Good eye, double N double U Tee. That's known as a "high beta". Think of beta as a multiplier. The S&P 500 has a multiplier of 1.0. If a stock, mutual fund, ETF, or index has a higher beta (for instance 1.2), then you would expect it to go up 20% more than the S&P when the market goes higher, and fall 20% more when the market goes lower. That's why I like to use the S Fund when my timing system moves to a buy signal, and go to the G Fund when it goes to a sell signal. That helps me take advantage of the upside as much as possible.
 
Just for clarification, lagging indicators can't pull the index down, the tail does not wag the dog. :)

JTH, technically you are correct. My point was that if you observe the MACD and especially the Stochastics indicators, their slopes are heading downward much faster than the underlying security, hence the pulldown observation.

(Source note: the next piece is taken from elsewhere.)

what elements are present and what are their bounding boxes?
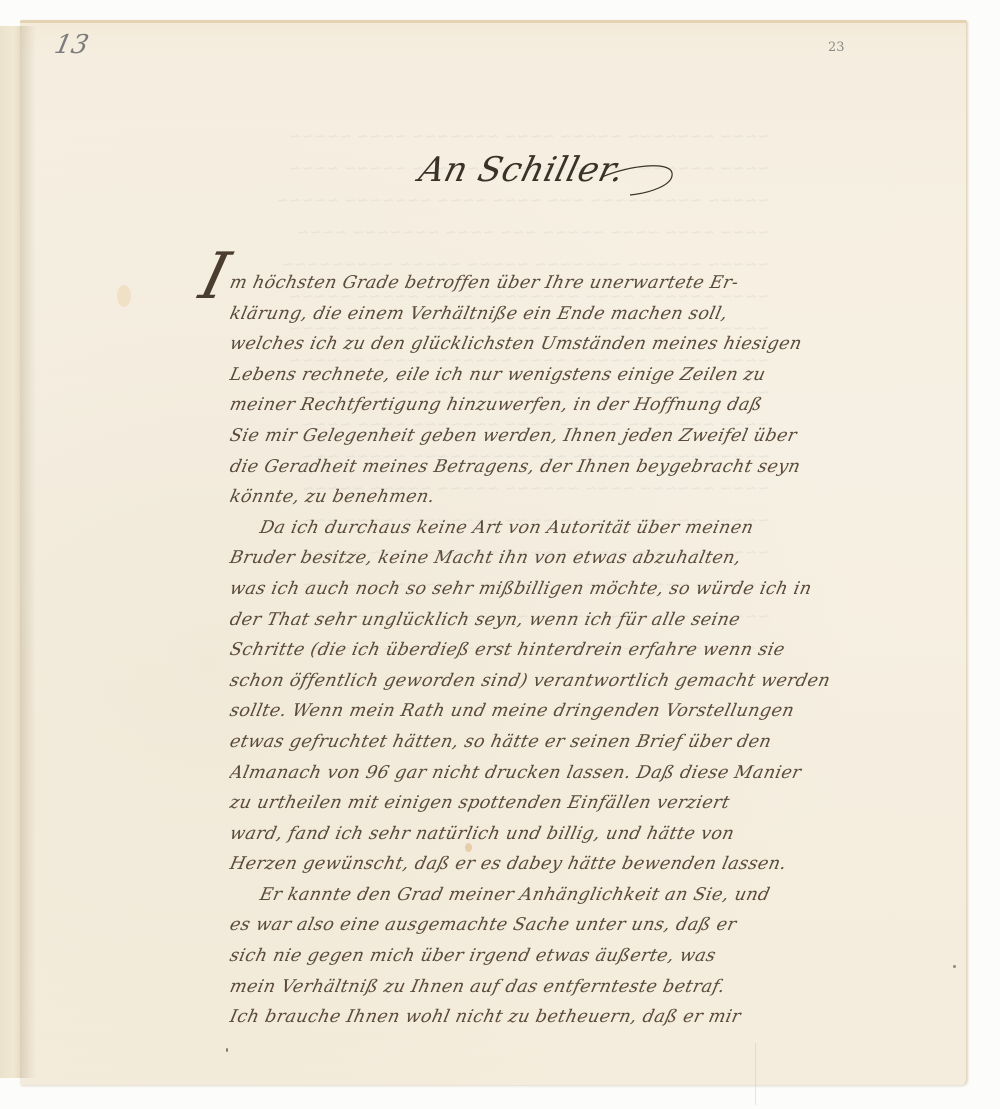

I like to visualize the Stochastics as the position of the "gas pedal", the MACD as the "tachometer", and the underlying security as the "relative speed of the vehicle". But that's just because I'm a car racing nut. Go figure. :toung:
 
Too bad, so sad...

Headline: An Iranian man has blown off his own legs and wounded at least four other people in grenade attacks in Bangkok, according to the police...

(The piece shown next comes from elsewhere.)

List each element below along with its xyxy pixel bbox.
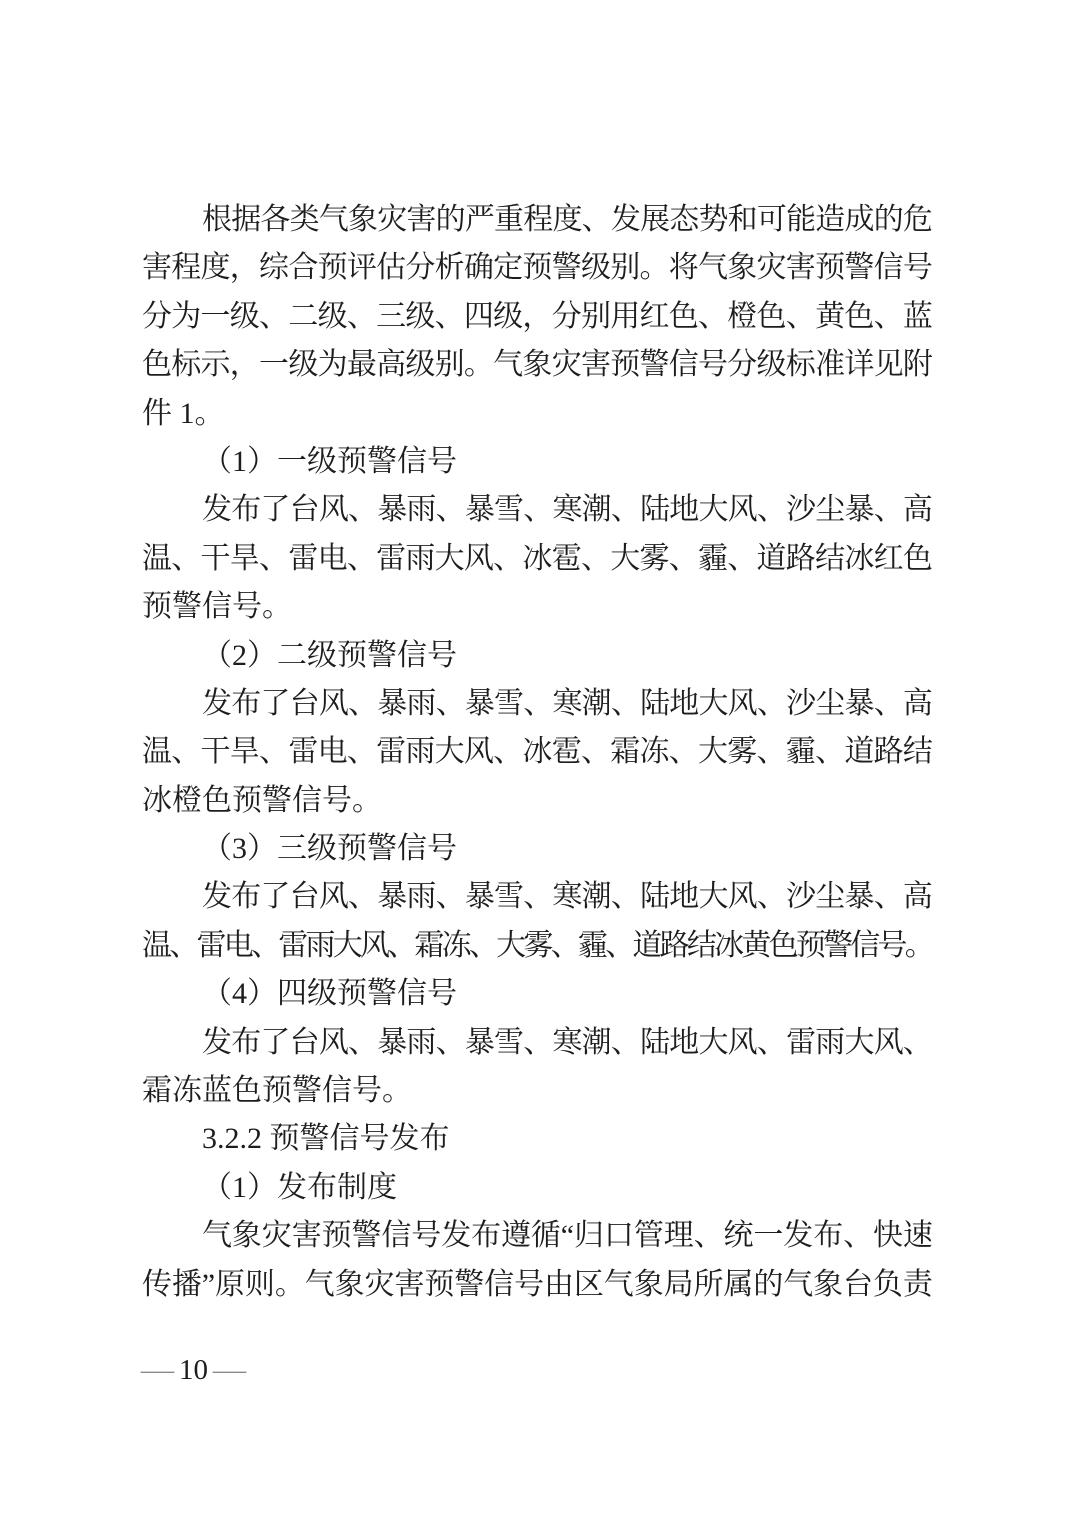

...enjoy your misery, scumbag.
 
I like to visualize the Stochastics as the position of the "gas pedal", the MACD as the "tachometer", and the underlying security as the "relative speed of the vehicle". But that's just because I'm a car racing nut. Go figure. :toung:

Good example, what's the Tranny?
 
Apple (AAPL) is now testing a key resistance line that has had negative implications for the stock (and the S&P 500) since 1995.

http://blog.kimblechartingsolutions.com/wp-content/uploads/2012/02/applelongtermresistancefeb131.gif

If I held AAPL, (which I currently don't), I'd be dumping it like a hot potatoe at these prices ($505/share).

Yeah yeah yeah, I know, blowout earnings, new products, etc., etc. Doesn't matter. It's gone too far, too fast. Get ready for a correction.

With AAPL now being the largest corporation on earth, when it falls, it will take the S&P and NASDAQ with it.